Bruder Anastasius lenkte seinen Esel neben ihr Pferd.
Er deutete zu einer Gruppe von Menschen, die sich auf die Stadt zu bewegten. Schon an den grauen Bußgewändern und den blauen Gürteln war zu erkennen, dass es sich wohl um christliche Pilger handeln musste. Der Wind trug ihre Gesänge an Lis Ohr.
„Präge dir gut ein, was du jetzt siehst!“, sagte Bruder Anastasius. „Es gibt Menschen, die bereit sind, tausende von Meilen zurückzulegen, nur um einmal jener Stadt ansichtig zu werden, in der du gelebt hast!“
„Ich habe dort alles verloren, was mir etwas bedeutete“, sagte Li. Aber sie war in Gedanken gewesen und hatte deswegen die Sprache des Han-Volkes benutzt, sodass der Mönch sie nicht verstehen konnte.
Fünfzehntes Kapitel: Konstantinopel
Arnulf von Ellingen stand an der Kaimauer im Hafen von Chrysopolis und blickte über die Meerenge nach Konstantinopel. Die Kuppel der Hagia Sophia war das unumstößliche Beweis dafür, dass er es wirklich geschafft hatte! Er atmete tief durch. Fast ein ganzes Jahr hatte er gebraucht, um sich aus den Bergen von Tukharistan aus bis hier her durchzuschlagen. Ein Krieg zwischen unterschiedlichen muslimischen Fürstenfamilien, die nominell zwar alle dem Kalifen in Bagdad unterstellt waren, aber in Wahrheit längst ihre eigenen Reiche regierten und um die Vorherrschaft kämpften, war mit dafür verantwortlich, das seine Reise so lange gedauert hatte.

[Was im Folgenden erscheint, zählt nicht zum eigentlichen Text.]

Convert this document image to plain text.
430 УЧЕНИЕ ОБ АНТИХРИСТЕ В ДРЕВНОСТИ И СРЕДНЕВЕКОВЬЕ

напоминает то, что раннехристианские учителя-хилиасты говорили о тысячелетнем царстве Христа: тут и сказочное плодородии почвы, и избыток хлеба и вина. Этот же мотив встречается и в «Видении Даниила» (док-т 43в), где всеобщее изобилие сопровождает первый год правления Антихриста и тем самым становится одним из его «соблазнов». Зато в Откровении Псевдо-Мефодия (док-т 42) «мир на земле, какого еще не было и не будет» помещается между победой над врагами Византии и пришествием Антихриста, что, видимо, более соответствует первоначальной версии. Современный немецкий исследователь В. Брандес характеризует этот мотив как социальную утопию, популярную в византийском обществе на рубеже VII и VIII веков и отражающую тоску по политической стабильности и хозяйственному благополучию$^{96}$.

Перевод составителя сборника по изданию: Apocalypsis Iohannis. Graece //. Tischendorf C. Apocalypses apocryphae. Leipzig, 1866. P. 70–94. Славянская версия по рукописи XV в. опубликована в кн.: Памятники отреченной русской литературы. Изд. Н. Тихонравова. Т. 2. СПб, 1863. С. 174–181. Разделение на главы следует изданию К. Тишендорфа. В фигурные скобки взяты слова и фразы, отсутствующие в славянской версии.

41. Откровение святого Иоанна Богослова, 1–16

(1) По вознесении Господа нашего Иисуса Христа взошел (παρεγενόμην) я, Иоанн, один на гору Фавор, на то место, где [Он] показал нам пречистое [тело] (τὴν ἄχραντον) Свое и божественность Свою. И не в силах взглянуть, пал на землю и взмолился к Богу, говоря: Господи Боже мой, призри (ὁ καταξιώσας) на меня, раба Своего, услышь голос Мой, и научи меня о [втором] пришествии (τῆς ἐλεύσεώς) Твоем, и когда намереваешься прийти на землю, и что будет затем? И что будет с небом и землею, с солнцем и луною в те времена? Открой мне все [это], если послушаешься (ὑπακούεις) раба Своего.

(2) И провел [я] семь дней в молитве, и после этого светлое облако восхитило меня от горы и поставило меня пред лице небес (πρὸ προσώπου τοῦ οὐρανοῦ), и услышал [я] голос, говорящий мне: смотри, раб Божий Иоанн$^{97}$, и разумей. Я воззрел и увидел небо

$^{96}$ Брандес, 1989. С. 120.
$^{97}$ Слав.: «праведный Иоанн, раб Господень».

Abgerissen wie ein Bettler stand er jetzt da. Seine Kleidung starrte vor Dreck, der Umhang hatte Löcher und der einzig wirklich wertvolle Besitz, über den er im Moment verfügte, war das Schwert aus unzerbrechlichem Stahl, das er bei seiner Flucht aus Thorkilds Lager erbeutet hatte. Und auf dem langen Irrweg durch die Kysylkum und die Länder am kaspischen Meer bis zum Norden des Zweistromlandes und den kleinasiatischen Bergen, hatte diese Klinge ihm mehr als einmal gute Dienste erwiesen und ihm Freiheit und Leben erhalten.
Wie oft hatte er sich vorgestellt, endlich wieder die bekannten Gebäude dieser größten Stadt der Christenheit vor sich zu sehen. Das Hippodrom erhob sich ebenso über das Häusermeer wie der kaiserliche Palast und die alte Akropolis, wo sich der innerste Kern der Stadt befand, an dem einst die Griechen den Keim dieses Imperiums gelegt hatten.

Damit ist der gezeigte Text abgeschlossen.